By all means pick up a /bin/mail replacement somewhere and make sure
it doesn't have that bug.  Apollo has no plans to fix it.

						-kee


-- 
Alphalpha Software, Inc.	|	motif-request@alphalpha.com
nazgul@alphalpha.com		|-----------------------------------
617/646-7703 (voice/fax)	|	Proline BBS: 617/641-3722

I'm not sure which upsets me more; that people are so unwilling to accept
responsibility for their own actions, or that they are so eager to regulate
everyone else's.

mike@tuvie (Inst.f.Techn.Informatik) (10/05/90)

In article <1500003@hpcc01.HP.COM> cricket@hpcc01.HP.COM (Cricket Liu) writes:
>David Krowitz pointed out to me that Apollo ships a version of sendmail
>which isn't MX-smart.  And it makes sense that lotsa folks running Apollo's
>port of sendmail would be interested in talking to Apollo.  For those of
>you in these circumstances, either
>
>user@apollo.com
>
>or
>
>user%apollo.hp.com@amway.ch.apollo.hp.com
>
>should work from non-MX-smart hosts.

Thanks for this hint. But this of course is only a temporary hack! The
real solution to this problem is for HP/Apollo to port a new sendmail 
version (preferbaly 5.64) to DomainOS. 

				bye,
					mike
Michael K. Gschwind, Institute for VLSI-Design, Technical University, Vienna
mike@vlsivie.at                 1-2-3-4 kick the lawsuits out the door
mike@vlsivie.uucp               5-6-7-8 innovate don't litigate
e182202@awituw01.bitnet         9-A-B-C interfaces should be free
Voice: (++43).1.58801 8144      D-E-F-O look and feel has got to go!
Fax:   (++43).1.569697

rees@pisa.ifs.umich.edu (Jim Rees) (10/05/90)

In article <4d34a015e.000f088@caen.engin.umich.edu>, paul@CAEN.ENGIN.UMICH.EDU (Paul Killey) writes:
  
  compiling 5.61 sendmail on apollos is one thing, but getting
  functionality people assume therein is another.

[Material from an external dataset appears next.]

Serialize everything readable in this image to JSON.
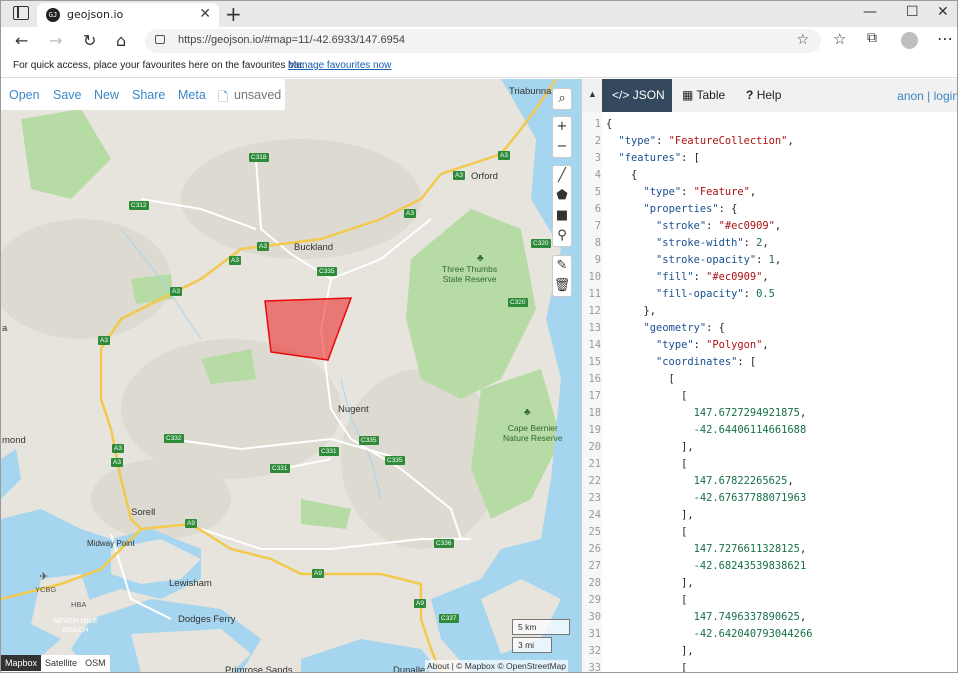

Agreed.  I have mine set up so that outbound mail simply gets relayed to
another, "smarter" machine.  I am the only user of sendmail on my (logical)
network.  Don't ask me about inbound mail, it will disgust you.

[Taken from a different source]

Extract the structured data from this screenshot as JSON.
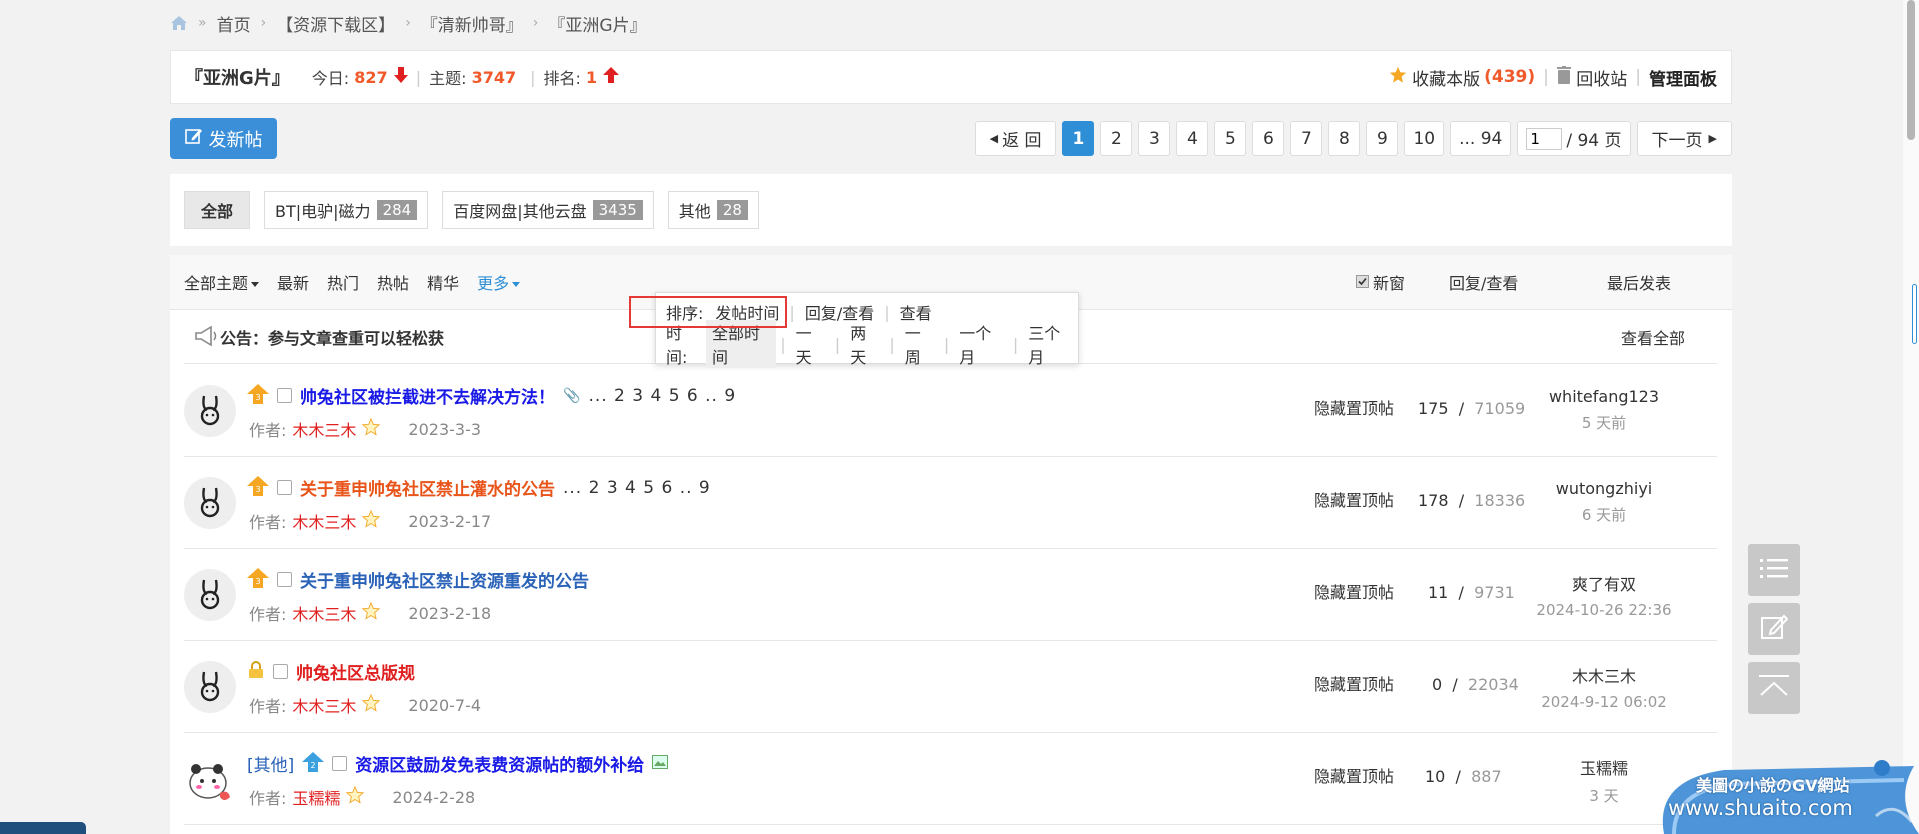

At least on large installation of Apollo nodes that I know of just runs
sendmail on a single node, with a daemon that picks outbound messages out of
a big "pre-sendmail" spool directory.  Individual nodes don't run sendmail
at all, they just run a simple program that inserts messages into the spool
directory.  This clearly doesn't scale well.

Too bad Apollo never did a really good mail system.  The Domain architecture
would seem to be ideally suited to some kind of whiz-bang, distributed NCS
based mailer.  But writing and maintaining mailers is a black hole of
programmer time (as Paul is no doubt aware!)

tomg@hpcvlx.cv.hp.com (Thomas J. Gilg) (10/09/90)

> And yes, the IP address for apollo.hp.com isn't reachable outside the HP
> Internet, but the MX list for apollo.hp.com includes two hosts -
> amway.ch.apollo.hp.com and hp-sde.sde.hp.com - which are.  Any MX-capable
> version of sendmail should be able to get to apollo.hp.com without any
> problems.

I've been told that HP's official e-mail addressing form is:

     person@hpsite_and_or_hpdivision.hp.com

     eg,  tomg@cv.hp.com

As pointed out, the machine listed may not be visible to the outside
world, and I was wrong in posting an address # for apollo.hp.com

Its been my experience that the host name(s) formed above aren't always
resolvable by my friends outside of HP; I guess they don't understand MX
lists, or whatever.  In such cases, I don't depend on any "default" HP
gateway to resolve things, but instead, I have them use:

     person%hpsite_and_or_hpdivision.hp.com@a_known_hp_gateway

     eg,  tomg%cv.hp.com@hplabs.hp.com

This second e-mail addressing form has yet to fail me or any of my friends.